As described above, according to the present invention, copper plating or soldering can be omitted in the step of inserting the pin into the through hole of the multi-layer substrate to secure the conduction. Can be omitted and costs can be reduced. In addition, the contact area between the pattern and the pin is increased, and it is less likely to be affected by uneven plating thickness, so that the contact resistance is reduced and the connection reliability is improved. Furthermore, since it is not necessary to apply heat to the board, the work of reinserting the pin can be facilitated at the time of design change and the cost of design change can be reduced.

[Brief description of drawings]

FIG. 1 is a sectional view showing a first embodiment of the present invention.

FIG. 2 is a cross-sectional view showing a state in which a through hole is provided on a substrate.

FIG. 3 is a cross-sectional view showing a state where the substrate resin layer 1 is degenerated.

FIG. 4 is an explanatory diagram showing a contact state between a pattern and a spring pin.

FIG. 5 is a cross-sectional view showing a state in which a through hole is provided in the substrate of the second embodiment.

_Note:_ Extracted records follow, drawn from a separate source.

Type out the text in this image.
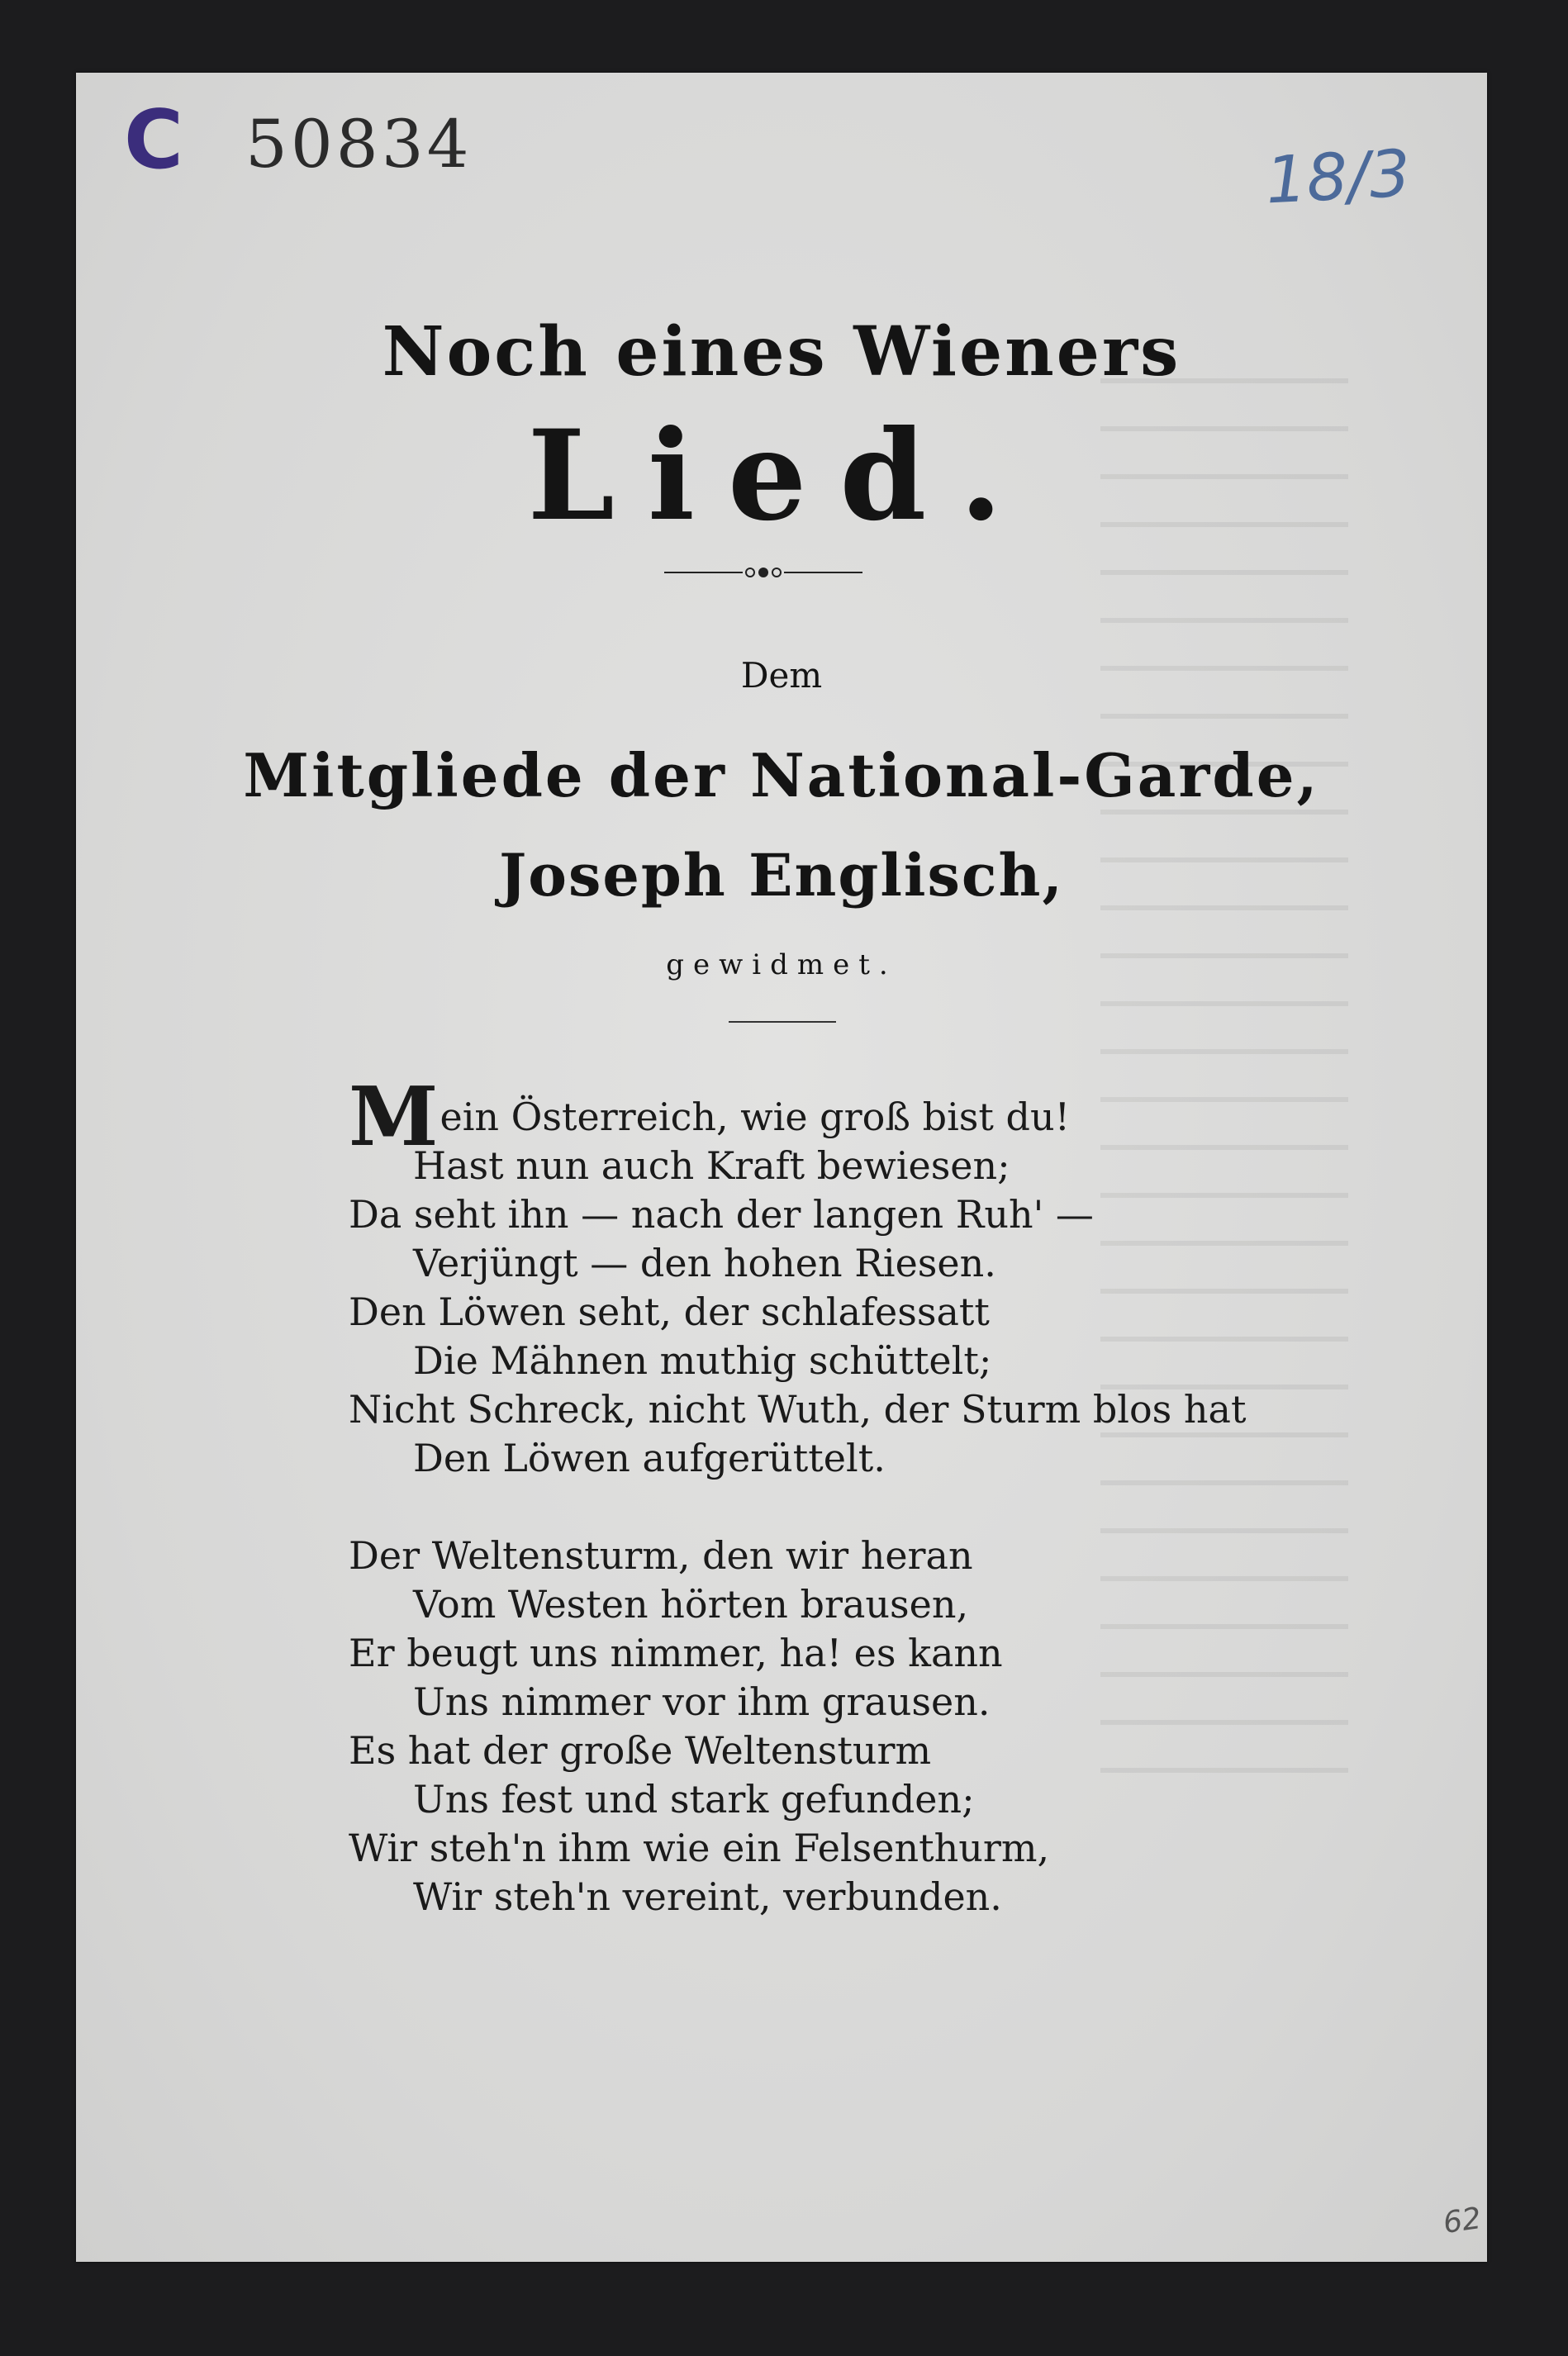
C 50834	18/3
Noch eines Wieners
Lied.
Dem
Mitgliede der National-Garde,
Joseph Englisch,
gewidmet.
Mein Österreich, wie groß bist du!
Hast nun auch Kraft bewiesen;
Da seht ihn — nach der langen Ruh' —
Verjüngt — den hohen Riesen.
Den Löwen seht, der schlafessatt
Die Mähnen muthig schüttelt;
Nicht Schreck, nicht Wuth, der Sturm blos hat
Den Löwen aufgerüttelt.
Der Weltensturm, den wir heran
Vom Westen hörten brausen,
Er beugt uns nimmer, ha! es kann
Uns nimmer vor ihm grausen.
Es hat der große Weltensturm
Uns fest und stark gefunden;
Wir steh'n ihm wie ein Felsenthurm,
Wir steh'n vereint, verbunden.
62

FIG. 6 is a cross-sectional view showing a state where the substrate resin layer 1 of the second embodiment is degenerated.

FIG. 7 is a sectional view showing a third embodiment of the present invention.

FIG. 8 is a cross-sectional view showing a conventional connection method.

FIG. 9 is an explanatory diagram showing a structure of a spring pin.

FIG. 10 is a cross-sectional view showing another conventional connection method.

[Explanation of symbols]

 1 ... Base resin layer 2 ... Through hole 3 ... Pattern 3a ... Projection 6 ... Spring pin

Claims (4)

[Claims] 1. A through hole which penetrates between patterns of a multilayer wiring board having a plurality of conductive patterns is provided on a surface of a substrate made of an insulating member or inside the substrate, and an insulating material around the through hole is provided. An interlayer in a multilayer wiring board, characterized in that a member is contracted, and a pin having a diameter larger than that of the through hole before contraction is inserted to bring the pin into contact with the plurality of conductive patterns. How to connect. 2. The interlayer connecting method for a multilayer wiring board according to claim 1, wherein a pin whose diameter can be elastically changed is used as the pin. 3. A plurality of conductive members having a substrate made of an insulating member, a through hole penetrating the substrate, and a hole having a diameter smaller than that of the through hole and at least a part of which overlaps with the through hole. And a conductive pin penetrating the through hole and contacting at least a part of the plurality of conductive patterns. 4. The multilayer wiring board according to claim 3, wherein the pin is a pin whose diameter can be elastically changed.